SENTENZA ex art. 281-terdecies c.p.c. Fatto e Diritto
1. Con ricorso proposto ai sensi dell'art. 281-undecies c.p.c., tempestivamente depositato in data 04.08.2024, il ricorrente, cittadino del Pakistan, nato il [...], ha chiesto al Tribunale, previa sospensiva, di accertare il suo diritto ad ottenere un permesso di soggiorno per protezione speciale, negato con provvedimento del Questore della Provincia di notificatogli in data 11.07.2024. CP_1
2. Il provvedimento reiettivo si fonda sul parere sfavorevole emesso dalla Commissione Territoriale di Bologna, in cui si legge: “…rilevato che nel caso di specie l'istante risulta giunto in Italia nel 2012 e aver presentato una domanda di protezione internazionale rigettata nel 2013 dalla competente Commissione territoriale;
ha poi presentato una domanda di protezione internazionale reiterata nel 2014, dichiarata inammissibile nel 2015; risulta ospite di un connazionale, presunto fratello (non allega documentazione comprovante la parentela), è rimasto per anni in Italia privo di regolare titolo di soggiorno e non ha legami stabili in Italia o elementi attestanti integrazione sul territorio italiano;
dal 2024 lavora come stiratore di tintoria a tempo parziale;
ritenuto che
la mancata produzione di elementi, stanti i 12 anni di soggiorno sul territorio, in grado di attestare l'avvenuta integrazione sociale sul territorio non consenta di rinvenire nel caso di specie un complesso di vita privata incompatibile con il rimpatrio. Per quanto riguarda i legami familiari, il richiedente non risulta aere legami sul territorio suscettibili di essere attinti da un eventuale provvedimento di rimpatrio, e anche la situazione lavorativa non risulta caratterizzata da una stabilità tale da configurare integrazione sul territorio italiano. La situazione personale del richiedente, così come risultante dalla documentazione prodotta, non appare ricadere sotto la tutela dell'art. 8 CEDU”.

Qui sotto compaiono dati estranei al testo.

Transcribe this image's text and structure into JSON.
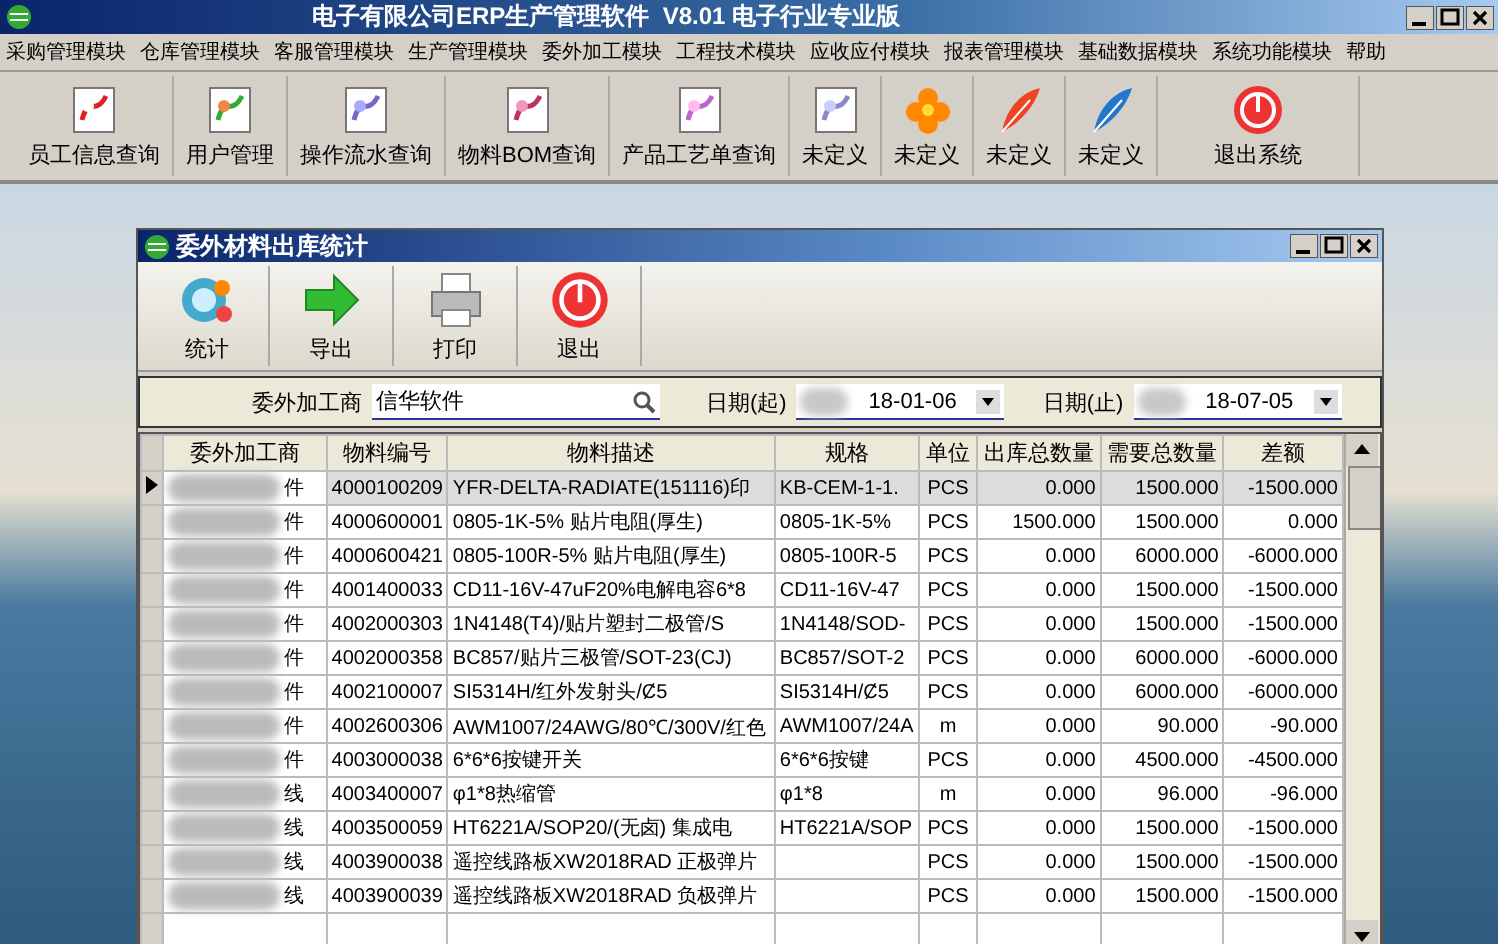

3. L'istante ha rappresentato come il diniego ledesse il suo diritto al rispetto della vita privata per come esercitata in Italia negli oltre quindici anni di assenza dal Paese di origine e oltre dodici anni di permanenza sul territorio italiano, in condizioni di regolarità dall'anno 2014 senza soluzione di continuità e caratterizzata dallo svolgimento di attività lavorativa dall'anno 2015.
4. In data 06.08.2024, ricorrendone i presupposti, è stata sospesa inaudita altera parte l'efficacia esecutiva del provvedimento impugnato.

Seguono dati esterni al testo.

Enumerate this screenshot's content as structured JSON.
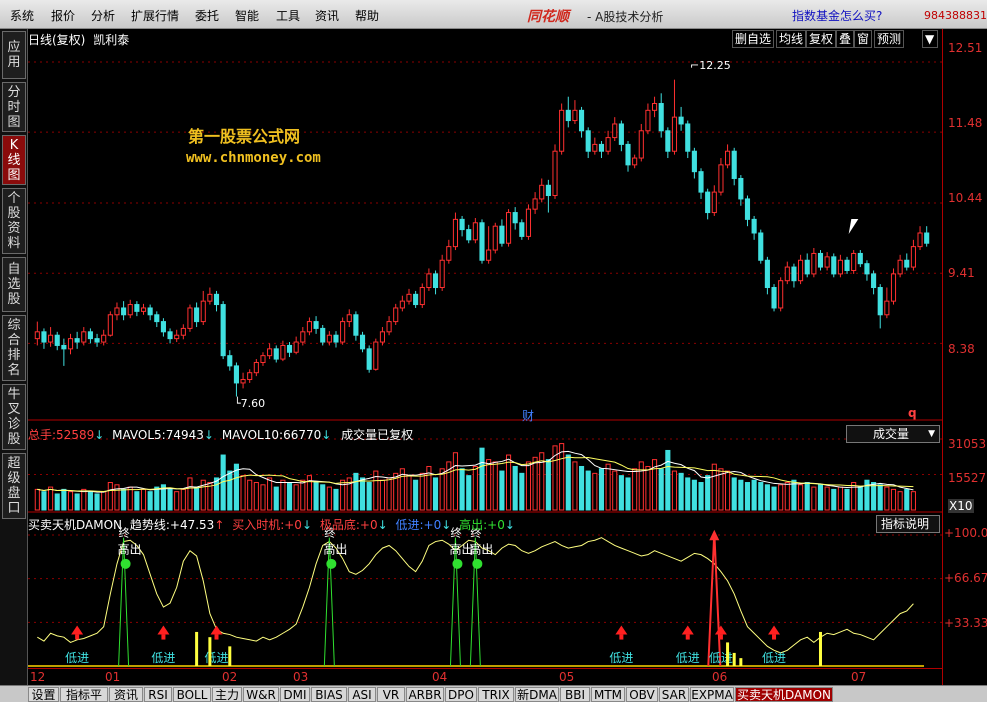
{
  "menu": [
    "系统",
    "报价",
    "分析",
    "扩展行情",
    "委托",
    "智能",
    "工具",
    "资讯",
    "帮助"
  ],
  "brand": "同花顺",
  "app_title": "- A股技术分析",
  "ad_link": "指数基金怎么买?",
  "phone": "984388831",
  "sidebar": [
    {
      "label": "应用",
      "active": false
    },
    {
      "label": "分时图",
      "active": false
    },
    {
      "label": "K线图",
      "active": true
    },
    {
      "label": "个股资料",
      "active": false
    },
    {
      "label": "自选股",
      "active": false
    },
    {
      "label": "综合排名",
      "active": false
    },
    {
      "label": "牛叉诊股",
      "active": false
    },
    {
      "label": "超级盘口",
      "active": false
    }
  ],
  "kline": {
    "period": "日线(复权)",
    "stock": "凯利泰",
    "tools": [
      "删自选",
      "均线",
      "复权",
      "叠",
      "窗",
      "预测"
    ],
    "watermark_cn": "第一股票公式网",
    "watermark_url": "www.chnmoney.com",
    "high_label": "12.25",
    "low_label": "7.60",
    "event_marker": "财",
    "q_marker": "q",
    "axis": [
      "12.51",
      "11.48",
      "10.44",
      "9.41",
      "8.38"
    ],
    "ylim": [
      7.3,
      12.7
    ],
    "colors": {
      "up": "#ff3030",
      "down": "#40e0e0",
      "grid": "#8b0000"
    }
  },
  "volume": {
    "total_label": "总手:",
    "total_value": "52589",
    "mavol5_label": "MAVOL5:",
    "mavol5_value": "74943",
    "mavol10_label": "MAVOL10:",
    "mavol10_value": "66770",
    "note": "成交量已复权",
    "selector": "成交量",
    "axis": [
      "31053",
      "15527",
      "X10"
    ]
  },
  "indicator": {
    "name": "买卖天机DAMON",
    "trend_label": "趋势线:",
    "trend_value": "+47.53",
    "buy_label": "买入时机:",
    "buy_value": "+0",
    "bottom_label": "极品底:",
    "bottom_value": "+0",
    "low_label": "低进:",
    "low_value": "+0",
    "high_label": "高出:",
    "high_value": "+0",
    "button": "指标说明",
    "axis": [
      "+100.0",
      "+66.67",
      "+33.33"
    ],
    "sell_text": "高出",
    "top_text": "终",
    "buy_text": "低进"
  },
  "dates": [
    "12",
    "01",
    "02",
    "03",
    "04",
    "05",
    "06",
    "07"
  ],
  "bottom_tabs": [
    "设置",
    "指标平台",
    "资讯",
    "RSI",
    "BOLL",
    "主力",
    "W&R",
    "DMI",
    "BIAS",
    "ASI",
    "VR",
    "ARBR",
    "DPO",
    "TRIX",
    "新DMA",
    "BBI",
    "MTM",
    "OBV",
    "SAR",
    "EXPMA",
    "买卖天机DAMON"
  ],
  "chart_data": {
    "type": "candlestick",
    "series": [
      {
        "o": 8.45,
        "c": 8.55,
        "h": 8.7,
        "l": 8.35
      },
      {
        "o": 8.55,
        "c": 8.4,
        "h": 8.6,
        "l": 8.3
      },
      {
        "o": 8.4,
        "c": 8.5,
        "h": 8.62,
        "l": 8.33
      },
      {
        "o": 8.5,
        "c": 8.35,
        "h": 8.55,
        "l": 8.28
      },
      {
        "o": 8.35,
        "c": 8.3,
        "h": 8.45,
        "l": 8.05
      },
      {
        "o": 8.3,
        "c": 8.45,
        "h": 8.52,
        "l": 8.22
      },
      {
        "o": 8.45,
        "c": 8.4,
        "h": 8.55,
        "l": 8.3
      },
      {
        "o": 8.4,
        "c": 8.55,
        "h": 8.62,
        "l": 8.35
      },
      {
        "o": 8.55,
        "c": 8.45,
        "h": 8.6,
        "l": 8.38
      },
      {
        "o": 8.45,
        "c": 8.4,
        "h": 8.52,
        "l": 8.33
      },
      {
        "o": 8.4,
        "c": 8.5,
        "h": 8.58,
        "l": 8.35
      },
      {
        "o": 8.5,
        "c": 8.8,
        "h": 8.85,
        "l": 8.48
      },
      {
        "o": 8.8,
        "c": 8.9,
        "h": 8.98,
        "l": 8.72
      },
      {
        "o": 8.9,
        "c": 8.8,
        "h": 9.0,
        "l": 8.72
      },
      {
        "o": 8.8,
        "c": 8.95,
        "h": 9.02,
        "l": 8.75
      },
      {
        "o": 8.95,
        "c": 8.85,
        "h": 9.0,
        "l": 8.78
      },
      {
        "o": 8.85,
        "c": 8.9,
        "h": 8.96,
        "l": 8.8
      },
      {
        "o": 8.9,
        "c": 8.8,
        "h": 8.95,
        "l": 8.72
      },
      {
        "o": 8.8,
        "c": 8.7,
        "h": 8.85,
        "l": 8.62
      },
      {
        "o": 8.7,
        "c": 8.55,
        "h": 8.75,
        "l": 8.48
      },
      {
        "o": 8.55,
        "c": 8.45,
        "h": 8.6,
        "l": 8.38
      },
      {
        "o": 8.45,
        "c": 8.5,
        "h": 8.58,
        "l": 8.4
      },
      {
        "o": 8.5,
        "c": 8.6,
        "h": 8.66,
        "l": 8.44
      },
      {
        "o": 8.6,
        "c": 8.9,
        "h": 8.95,
        "l": 8.55
      },
      {
        "o": 8.9,
        "c": 8.7,
        "h": 8.98,
        "l": 8.62
      },
      {
        "o": 8.7,
        "c": 9.0,
        "h": 9.15,
        "l": 8.65
      },
      {
        "o": 9.0,
        "c": 9.1,
        "h": 9.2,
        "l": 8.95
      },
      {
        "o": 9.1,
        "c": 8.95,
        "h": 9.15,
        "l": 8.85
      },
      {
        "o": 8.95,
        "c": 8.2,
        "h": 9.0,
        "l": 8.15
      },
      {
        "o": 8.2,
        "c": 8.05,
        "h": 8.28,
        "l": 7.98
      },
      {
        "o": 8.05,
        "c": 7.8,
        "h": 8.1,
        "l": 7.6
      },
      {
        "o": 7.8,
        "c": 7.85,
        "h": 7.95,
        "l": 7.72
      },
      {
        "o": 7.85,
        "c": 7.95,
        "h": 8.0,
        "l": 7.8
      },
      {
        "o": 7.95,
        "c": 8.1,
        "h": 8.15,
        "l": 7.9
      },
      {
        "o": 8.1,
        "c": 8.2,
        "h": 8.25,
        "l": 8.05
      },
      {
        "o": 8.2,
        "c": 8.3,
        "h": 8.38,
        "l": 8.15
      },
      {
        "o": 8.3,
        "c": 8.15,
        "h": 8.35,
        "l": 8.1
      },
      {
        "o": 8.15,
        "c": 8.35,
        "h": 8.42,
        "l": 8.12
      },
      {
        "o": 8.35,
        "c": 8.25,
        "h": 8.4,
        "l": 8.18
      },
      {
        "o": 8.25,
        "c": 8.4,
        "h": 8.48,
        "l": 8.22
      },
      {
        "o": 8.4,
        "c": 8.55,
        "h": 8.62,
        "l": 8.35
      },
      {
        "o": 8.55,
        "c": 8.7,
        "h": 8.76,
        "l": 8.5
      },
      {
        "o": 8.7,
        "c": 8.6,
        "h": 8.78,
        "l": 8.52
      },
      {
        "o": 8.6,
        "c": 8.4,
        "h": 8.65,
        "l": 8.35
      },
      {
        "o": 8.4,
        "c": 8.5,
        "h": 8.56,
        "l": 8.35
      },
      {
        "o": 8.5,
        "c": 8.4,
        "h": 8.56,
        "l": 8.32
      },
      {
        "o": 8.4,
        "c": 8.7,
        "h": 8.76,
        "l": 8.36
      },
      {
        "o": 8.7,
        "c": 8.8,
        "h": 8.88,
        "l": 8.62
      },
      {
        "o": 8.8,
        "c": 8.5,
        "h": 8.85,
        "l": 8.42
      },
      {
        "o": 8.5,
        "c": 8.3,
        "h": 8.55,
        "l": 8.25
      },
      {
        "o": 8.3,
        "c": 8.0,
        "h": 8.35,
        "l": 7.95
      },
      {
        "o": 8.0,
        "c": 8.4,
        "h": 8.45,
        "l": 7.98
      },
      {
        "o": 8.4,
        "c": 8.55,
        "h": 8.62,
        "l": 8.35
      },
      {
        "o": 8.55,
        "c": 8.7,
        "h": 8.78,
        "l": 8.5
      },
      {
        "o": 8.7,
        "c": 8.9,
        "h": 8.96,
        "l": 8.65
      },
      {
        "o": 8.9,
        "c": 9.0,
        "h": 9.08,
        "l": 8.85
      },
      {
        "o": 9.0,
        "c": 9.1,
        "h": 9.18,
        "l": 8.95
      },
      {
        "o": 9.1,
        "c": 8.95,
        "h": 9.15,
        "l": 8.9
      },
      {
        "o": 8.95,
        "c": 9.2,
        "h": 9.26,
        "l": 8.9
      },
      {
        "o": 9.2,
        "c": 9.4,
        "h": 9.48,
        "l": 9.15
      },
      {
        "o": 9.4,
        "c": 9.2,
        "h": 9.45,
        "l": 9.1
      },
      {
        "o": 9.2,
        "c": 9.6,
        "h": 9.68,
        "l": 9.15
      },
      {
        "o": 9.6,
        "c": 9.8,
        "h": 9.9,
        "l": 9.55
      },
      {
        "o": 9.8,
        "c": 10.2,
        "h": 10.3,
        "l": 9.75
      },
      {
        "o": 10.2,
        "c": 10.05,
        "h": 10.25,
        "l": 9.95
      },
      {
        "o": 10.05,
        "c": 9.9,
        "h": 10.12,
        "l": 9.85
      },
      {
        "o": 9.9,
        "c": 10.15,
        "h": 10.22,
        "l": 9.85
      },
      {
        "o": 10.15,
        "c": 9.6,
        "h": 10.2,
        "l": 9.55
      },
      {
        "o": 9.6,
        "c": 9.75,
        "h": 10.1,
        "l": 9.55
      },
      {
        "o": 9.75,
        "c": 10.1,
        "h": 10.15,
        "l": 9.7
      },
      {
        "o": 10.1,
        "c": 9.85,
        "h": 10.2,
        "l": 9.8
      },
      {
        "o": 9.85,
        "c": 10.3,
        "h": 10.35,
        "l": 9.8
      },
      {
        "o": 10.3,
        "c": 10.15,
        "h": 10.38,
        "l": 10.05
      },
      {
        "o": 10.15,
        "c": 9.95,
        "h": 10.2,
        "l": 9.9
      },
      {
        "o": 9.95,
        "c": 10.35,
        "h": 10.42,
        "l": 9.9
      },
      {
        "o": 10.35,
        "c": 10.5,
        "h": 10.6,
        "l": 10.28
      },
      {
        "o": 10.5,
        "c": 10.7,
        "h": 10.8,
        "l": 10.45
      },
      {
        "o": 10.7,
        "c": 10.55,
        "h": 10.78,
        "l": 10.3
      },
      {
        "o": 10.55,
        "c": 11.2,
        "h": 11.3,
        "l": 10.5
      },
      {
        "o": 11.2,
        "c": 11.8,
        "h": 11.9,
        "l": 11.15
      },
      {
        "o": 11.8,
        "c": 11.65,
        "h": 12.0,
        "l": 11.55
      },
      {
        "o": 11.65,
        "c": 11.8,
        "h": 11.95,
        "l": 11.6
      },
      {
        "o": 11.8,
        "c": 11.5,
        "h": 11.85,
        "l": 11.4
      },
      {
        "o": 11.5,
        "c": 11.2,
        "h": 11.55,
        "l": 11.1
      },
      {
        "o": 11.2,
        "c": 11.3,
        "h": 11.4,
        "l": 11.15
      },
      {
        "o": 11.3,
        "c": 11.2,
        "h": 11.35,
        "l": 11.1
      },
      {
        "o": 11.2,
        "c": 11.4,
        "h": 11.5,
        "l": 11.15
      },
      {
        "o": 11.4,
        "c": 11.6,
        "h": 11.7,
        "l": 11.35
      },
      {
        "o": 11.6,
        "c": 11.3,
        "h": 11.65,
        "l": 11.2
      },
      {
        "o": 11.3,
        "c": 11.0,
        "h": 11.35,
        "l": 10.9
      },
      {
        "o": 11.0,
        "c": 11.1,
        "h": 11.15,
        "l": 10.95
      },
      {
        "o": 11.1,
        "c": 11.5,
        "h": 11.6,
        "l": 11.05
      },
      {
        "o": 11.5,
        "c": 11.8,
        "h": 11.9,
        "l": 11.45
      },
      {
        "o": 11.8,
        "c": 11.9,
        "h": 12.0,
        "l": 11.7
      },
      {
        "o": 11.9,
        "c": 11.5,
        "h": 12.05,
        "l": 11.4
      },
      {
        "o": 11.5,
        "c": 11.2,
        "h": 11.55,
        "l": 11.1
      },
      {
        "o": 11.2,
        "c": 11.7,
        "h": 12.25,
        "l": 11.15
      },
      {
        "o": 11.7,
        "c": 11.6,
        "h": 11.85,
        "l": 11.5
      },
      {
        "o": 11.6,
        "c": 11.2,
        "h": 11.65,
        "l": 11.1
      },
      {
        "o": 11.2,
        "c": 10.9,
        "h": 11.25,
        "l": 10.8
      },
      {
        "o": 10.9,
        "c": 10.6,
        "h": 10.95,
        "l": 10.5
      },
      {
        "o": 10.6,
        "c": 10.3,
        "h": 10.65,
        "l": 10.2
      },
      {
        "o": 10.3,
        "c": 10.6,
        "h": 10.7,
        "l": 10.25
      },
      {
        "o": 10.6,
        "c": 11.0,
        "h": 11.1,
        "l": 10.55
      },
      {
        "o": 11.0,
        "c": 11.2,
        "h": 11.3,
        "l": 10.95
      },
      {
        "o": 11.2,
        "c": 10.8,
        "h": 11.25,
        "l": 10.7
      },
      {
        "o": 10.8,
        "c": 10.5,
        "h": 10.85,
        "l": 10.4
      },
      {
        "o": 10.5,
        "c": 10.2,
        "h": 10.55,
        "l": 10.1
      },
      {
        "o": 10.2,
        "c": 10.0,
        "h": 10.25,
        "l": 9.9
      },
      {
        "o": 10.0,
        "c": 9.6,
        "h": 10.05,
        "l": 9.55
      },
      {
        "o": 9.6,
        "c": 9.2,
        "h": 9.65,
        "l": 9.1
      },
      {
        "o": 9.2,
        "c": 8.9,
        "h": 9.25,
        "l": 8.85
      },
      {
        "o": 8.9,
        "c": 9.3,
        "h": 9.35,
        "l": 8.85
      },
      {
        "o": 9.3,
        "c": 9.5,
        "h": 9.58,
        "l": 9.25
      },
      {
        "o": 9.5,
        "c": 9.3,
        "h": 9.55,
        "l": 9.2
      },
      {
        "o": 9.3,
        "c": 9.6,
        "h": 9.68,
        "l": 9.25
      },
      {
        "o": 9.6,
        "c": 9.4,
        "h": 9.7,
        "l": 9.35
      },
      {
        "o": 9.4,
        "c": 9.7,
        "h": 9.78,
        "l": 9.35
      },
      {
        "o": 9.7,
        "c": 9.5,
        "h": 9.75,
        "l": 9.45
      },
      {
        "o": 9.5,
        "c": 9.65,
        "h": 9.72,
        "l": 9.45
      },
      {
        "o": 9.65,
        "c": 9.4,
        "h": 9.7,
        "l": 9.35
      },
      {
        "o": 9.4,
        "c": 9.6,
        "h": 9.68,
        "l": 9.35
      },
      {
        "o": 9.6,
        "c": 9.45,
        "h": 9.65,
        "l": 9.4
      },
      {
        "o": 9.45,
        "c": 9.7,
        "h": 9.75,
        "l": 9.4
      },
      {
        "o": 9.7,
        "c": 9.55,
        "h": 9.75,
        "l": 9.5
      },
      {
        "o": 9.55,
        "c": 9.4,
        "h": 9.6,
        "l": 9.3
      },
      {
        "o": 9.4,
        "c": 9.2,
        "h": 9.45,
        "l": 9.1
      },
      {
        "o": 9.2,
        "c": 8.8,
        "h": 9.25,
        "l": 8.6
      },
      {
        "o": 8.8,
        "c": 9.0,
        "h": 9.2,
        "l": 8.75
      },
      {
        "o": 9.0,
        "c": 9.4,
        "h": 9.48,
        "l": 8.95
      },
      {
        "o": 9.4,
        "c": 9.6,
        "h": 9.68,
        "l": 9.35
      },
      {
        "o": 9.6,
        "c": 9.5,
        "h": 9.7,
        "l": 9.45
      },
      {
        "o": 9.5,
        "c": 9.8,
        "h": 9.9,
        "l": 9.45
      },
      {
        "o": 9.8,
        "c": 10.0,
        "h": 10.1,
        "l": 9.75
      },
      {
        "o": 10.0,
        "c": 9.85,
        "h": 10.1,
        "l": 9.8
      }
    ],
    "volume": [
      9,
      8,
      10,
      7,
      9,
      8,
      7,
      9,
      8,
      7,
      8,
      12,
      11,
      9,
      10,
      8,
      9,
      8,
      10,
      11,
      9,
      8,
      9,
      14,
      10,
      13,
      12,
      14,
      24,
      17,
      20,
      15,
      13,
      12,
      11,
      14,
      10,
      13,
      12,
      11,
      13,
      15,
      12,
      11,
      10,
      9,
      13,
      14,
      16,
      14,
      12,
      17,
      13,
      14,
      16,
      18,
      15,
      13,
      16,
      19,
      14,
      18,
      21,
      25,
      18,
      15,
      19,
      27,
      22,
      21,
      17,
      24,
      19,
      16,
      21,
      23,
      25,
      22,
      28,
      29,
      24,
      21,
      19,
      17,
      16,
      18,
      20,
      17,
      15,
      14,
      18,
      21,
      19,
      22,
      18,
      26,
      17,
      16,
      14,
      13,
      12,
      15,
      20,
      18,
      17,
      14,
      13,
      12,
      13,
      12,
      11,
      10,
      11,
      12,
      13,
      11,
      12,
      10,
      11,
      10,
      9,
      10,
      9,
      12,
      10,
      13,
      12,
      11,
      10,
      9,
      8,
      9,
      8
    ],
    "indicator": [
      22,
      19,
      25,
      23,
      22,
      18,
      20,
      21,
      23,
      25,
      30,
      55,
      78,
      95,
      96,
      92,
      85,
      70,
      55,
      45,
      48,
      60,
      80,
      88,
      84,
      65,
      40,
      28,
      25,
      24,
      22,
      21,
      20,
      19,
      22,
      20,
      22,
      25,
      28,
      32,
      45,
      60,
      78,
      92,
      95,
      90,
      82,
      72,
      70,
      73,
      78,
      85,
      90,
      92,
      88,
      82,
      76,
      72,
      80,
      92,
      95,
      96,
      93,
      88,
      92,
      96,
      95,
      90,
      88,
      85,
      90,
      93,
      92,
      88,
      86,
      88,
      91,
      93,
      95,
      92,
      90,
      91,
      92,
      95,
      96,
      98,
      95,
      92,
      90,
      88,
      86,
      84,
      85,
      88,
      86,
      84,
      82,
      80,
      83,
      86,
      85,
      82,
      78,
      72,
      65,
      55,
      42,
      30,
      25,
      20,
      15,
      12,
      10,
      12,
      16,
      20,
      22,
      18,
      22,
      25,
      24,
      26,
      28,
      25,
      24,
      22,
      20,
      25,
      30,
      35,
      40,
      42,
      47.53
    ]
  }
}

5. Si è regolarmente instaurato il contraddittorio e il , costituitosi tramite Controparte_1
l'Avvocatura dello Stato, ha chiesto il rigetto del ricorso.
6. La causa è stata quindi istruita mediante il deposito di documenti e l'audizione del ricorrente, il quale, all'udienza del 3/12/2024, ha dichiarato in lingua italiana: “sono in Italia da 12 anni 4 mesi. Vengo da CP_2 in Pakistan. Là è rimasta mia moglie, tre figlie, un figlio. Da 15 anni non vedo la mia famiglia. Perché prima sono stato in Grecia. L'ultimo figlio aveva tre mesi quando sono partito. Riesco a mandare soldi a casa. Adesso sto lavorando”. Alla medesima udienza, il difensore ha chiesto, previa conferma del provvedimento di sospensiva, l'accoglimento del ricorso. Il Giudice, confermato il provvedimento di sospensiva emesso inaudita altera parte, ha rimesso la causa al Collegio per la decisione.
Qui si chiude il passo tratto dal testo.